Hanai se concentra sur le personnage, et fini par conclure que c'était bien quelqu'un quelle avait déjà vue dans la salle commune de Gryffondor. Elle finit par desserrer son nœud de cravate rouge aux couleurs de gryffondor tout en prenant la parole.


"c'est un premier année, Zackary SLAVSKI, il est comme nous, il viens d'autre part que l’Angleterre. c'est pas ave...." Yuzu coupa sa sœur de manière sèche sans pour autant élever la voix.

"Faux... Il n'est pas comme nous. Oui il vient d’ailleurs mais c'est tout" Yuzu fini par soupirer tout en sortant sa main droite qu'elle plaça sur son front. "Franchement qu'est ce qui lui ai passé par la tête ?"

"Tu es trop catégorique Yuzu, tu aurais réagit comment à sa place ?" dit Hanai à l'attention de sa sœur, le tout en changeant de jambe d'appuis.

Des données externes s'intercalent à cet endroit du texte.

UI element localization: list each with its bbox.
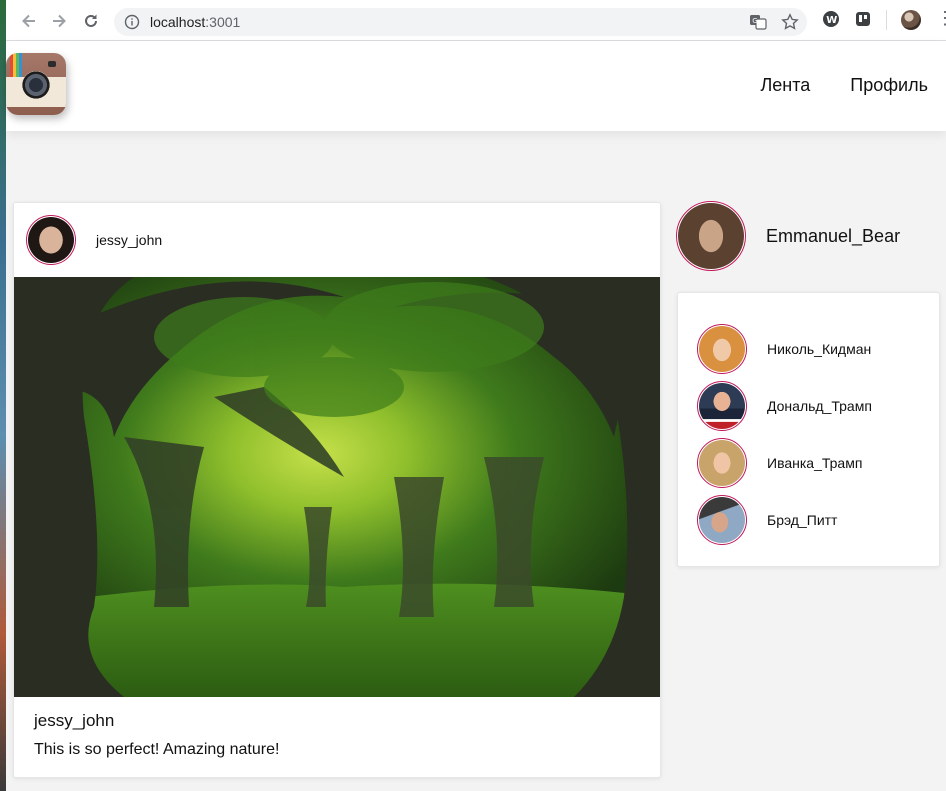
- bookmark-star-icon[interactable]: [781, 13, 799, 31]
- translate-icon[interactable]: G: [749, 13, 767, 31]
- users-list: Николь_Кидман Дональд_Трамп Иванка_Трамп…: [677, 292, 940, 567]
- post-author-avatar[interactable]: [26, 215, 76, 265]
- instagram-logo-icon[interactable]: [6, 53, 66, 115]
- current-user-avatar[interactable]: [676, 201, 746, 271]
- profile-avatar[interactable]: [901, 10, 921, 30]
- back-arrow-icon[interactable]: [14, 6, 44, 36]
- user-name[interactable]: Николь_Кидман: [767, 341, 871, 357]
- info-icon[interactable]: [124, 14, 140, 30]
- user-name[interactable]: Дональд_Трамп: [767, 398, 872, 414]
- current-user[interactable]: Emmanuel_Bear: [676, 201, 900, 271]
- post-caption: jessy_john This is so perfect! Amazing n…: [34, 711, 279, 759]
- list-item[interactable]: Брэд_Питт: [678, 491, 939, 548]
- post-card: jessy_john jessy_john This is so perfect…: [13, 202, 661, 778]
- toolbar-separator: [886, 10, 887, 30]
- list-item[interactable]: Николь_Кидман: [678, 320, 939, 377]
- user-avatar[interactable]: [697, 323, 747, 374]
- user-name[interactable]: Брэд_Питт: [767, 512, 837, 528]
- post-header: jessy_john: [14, 203, 660, 277]
- user-name[interactable]: Иванка_Трамп: [767, 455, 862, 471]
- post-author-name[interactable]: jessy_john: [96, 232, 162, 248]
- app-header: Лента Профиль: [6, 41, 946, 131]
- main-nav: Лента Профиль: [760, 75, 928, 96]
- caption-username[interactable]: jessy_john: [34, 711, 279, 731]
- list-item[interactable]: Дональд_Трамп: [678, 377, 939, 434]
- current-user-name[interactable]: Emmanuel_Bear: [766, 226, 900, 247]
- svg-text:W: W: [826, 15, 837, 26]
- user-avatar[interactable]: [697, 437, 747, 488]
- extension-w-icon[interactable]: W: [822, 10, 840, 28]
- user-avatar[interactable]: [697, 380, 747, 431]
- forward-arrow-icon[interactable]: [44, 6, 74, 36]
- extension-board-icon[interactable]: [854, 10, 872, 28]
- post-image[interactable]: [14, 277, 660, 697]
- caption-text: This is so perfect! Amazing nature!: [34, 741, 280, 758]
- browser-toolbar: localhost:3001 G W ⋮: [6, 0, 946, 41]
- list-item[interactable]: Иванка_Трамп: [678, 434, 939, 491]
- reload-icon[interactable]: [76, 6, 106, 36]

"Là n'est pas la question..." Hanai laissa échapper un sourire, tout en discutaillant avec sa sœur de cette fameuse altercation dans la salle commune. Yuzu se fichait éperdument de lui, elle était certes impulsive mais pas rancunière. Hanai, elle, avait toujours les juste mots et actes pour sa jumelle, c'est ainsi qu'elle fini par sortir un sachet avec des patacitrouilles. Elle lui indiqua d'aller lui donner, après tout Yuzu avait fait tomber les friandises de ce premier année en lui envoyant son sortilège en pleine tête. Hanai s’éclipsa tout en glissant à Yuzu que celle ci regagnait la salle commune. La japonaise toujours appuyée sur son arbre souffla, elle se retrouvait avec un sachet qu'elle comptait bien ne pas garder dans sa main. Alors qu'elle jouait avec ce même sachet en le lançant de quelques centimètre dans les airs, elle fini par se rééquilibrer sur ses deux jambes avant de se rendre auprès de ce première année. *tss qu'est ce que jluis dit à celui la ?* pensa Yuzu avant de finalement se positionner à coté de lui tout en se présentant de façon calme.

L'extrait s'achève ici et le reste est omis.